Prenez-la telle qu’elle est

Les témoignages personnels de Russes et d’étrangers vivant dans le pays à propos de certaines lacunes de l’État ne sont pas non plus efficaces pour communiquer la vérité, car ils sont simplement qualifiés de « propagande Soros » de « fausses nouvelles » ou de « préjugés ». Les reportages factuels sur les médias russes financés par des fonds publics comme TASS ne sont pas non plus suffisants dans cette tâche. La seule façon de détruire la pensée dogmatique et finalement dangereuse de l’infaillibilité de la Russie qui s’est emparée de la communauté des médias alternatifs est d’utiliser les propres mots du président Poutine pour démonter ce faux récit une fois pour toutes, car il s’ensuit que les « croyants » sont forcés d’accepter tout ce que leur « divinité » leur dit, peu importe à quel point ils résisteraient autrement si le message venait de quelqu’un d’autre. En conséquence, étant donné la richesse des documents présentés dans le récent discours marquant du président Poutine à la nation et l’attention mondiale que cet événement a produit, il convient de citer l’homme lui-même en attirant l’attention sur certains des problèmes du pays qui sont complètement ignorés par la Communauté des médias alternatifs.
Il devrait être préfacé que le texte qui va suivre se concentrera intentionnellement sur les critiques constructives que le président Poutine a faites au sujet de son pays afin de sensibiliser sur la situation réelle en Russie, même si le chef du pays a énuméré de manière impressionnante une quantité stupéfiante de faits et de stratégies en prouvant que beaucoup de progrès ont déjà été faits depuis le début du siècle. Afin de ne pas «prêcher avec la chorale » et en comprenant que l’auditoire des MSM ne lira probablement jamais cette analyse, il a été décidé de pratiquer une « thérapie de choc » en citant les passages du discours du président Poutine qui vont paraître probablement «surprenants » et « incroyables » aux masses des lecteurs des médias alternatifs qui ont «déifié » l’homme et proclamé son pays « parfait ». Encore une fois, l’intention est de rétablir la vérité sur la Russie afin que ceux qui en suivent les affaires puissent se faire une idée précise de la réalité dans laquelle elle opère.
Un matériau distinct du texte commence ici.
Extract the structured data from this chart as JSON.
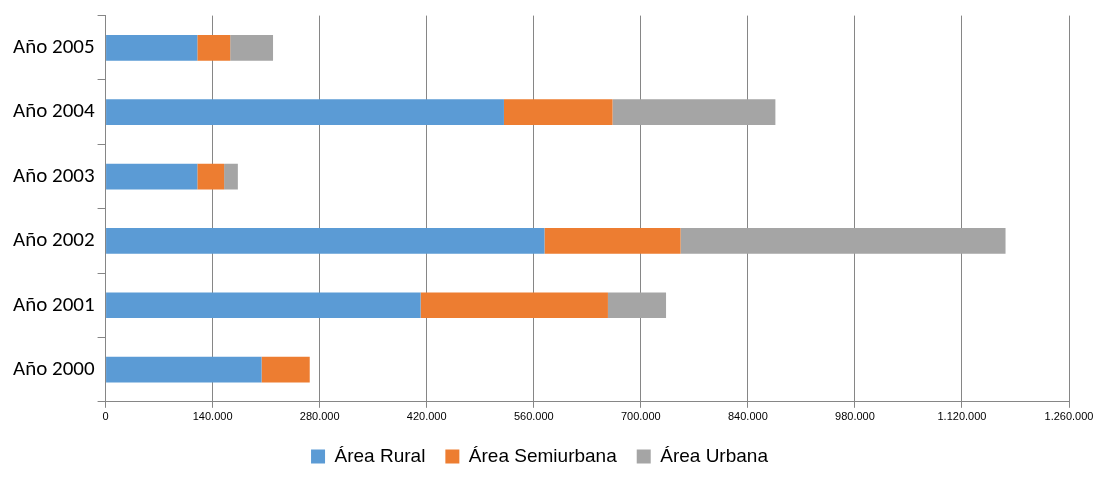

Accepter ses lacunes est essentiel pour comprendre ses limites actuelles et prévoir ainsi ses actions les plus probables à l’avenir.
Après avoir écarté ces « mises en garde » voici les messages les plus « politiquement incorrects » et « sacrilèges » que le président Poutine a transmis dans son dernier discours et qui brisent puissamment les illusions des médias alternatifs sur « l’infaillibilité » de la Russie.

Plus de procrastination

Extrait :

« Nous n’avons pas le droit de permettre qu’une situation, lorsque la stabilité a été atteinte, conduise à l’autosatisfaction, d’autant plus qu’il reste tant de problèmes non résolus (…). Il est grand temps de prendre un certain nombre de décisions difficiles qui se font attendre depuis longtemps. Nous devons nous débarrasser de tout ce qui entrave notre développement et empêche les gens de libérer pleinement leur potentiel. »

Interprétation :

La Russie tarde depuis trop longtemps à faire le nécessaire et ne peut pas se permettre plus longtemps ce gaspillage inutile. Les jours de procrastination en raison de la complaisance perçue (l’apathie, parfois liée au trait culturel russe de « avos ») sont terminés, et le pays doit le reconnaître avant qu’il ne soit trop tard.

Source: Kremlin.ru
Source: Kremlin.ru

La Russie « prend du retard »

Extrait :

« Il ne s’agit pas de conquérir ou de dévaster notre terre. Non, le danger n’est pas là. La principale menace et notre principal ennemi est le fait que nous sommes à la traîne. Si nous sommes incapables d’inverser cette tendance, nous le serons encore plus. C’est comme une maladie chronique grave qui ruine constamment l’énergie du corps et le détruit progressivement de l’intérieur. Bien souvent, le corps ne s’aperçoit pas de ce processus destructeur. »

Interprétation :

Les ennemis extérieurs ne sont plus la menace principale de la Russie, car ils seront tenus à distance par l’armée nationale et ses armes hypersoniques récemment dévoilées qui ont rétabli l’équilibre stratégique mondial. Au lieu de cela, la principale menace pour le pays est son manque de développement. La Russie n’a pas su saisir l’occasion de capitaliser sur les nouvelles tendances et, par conséquent, elle prend du retard. Si on ne corrige pas cette trajectoire, elle sera détruite avant même de savoir ce qui lui est arrivé.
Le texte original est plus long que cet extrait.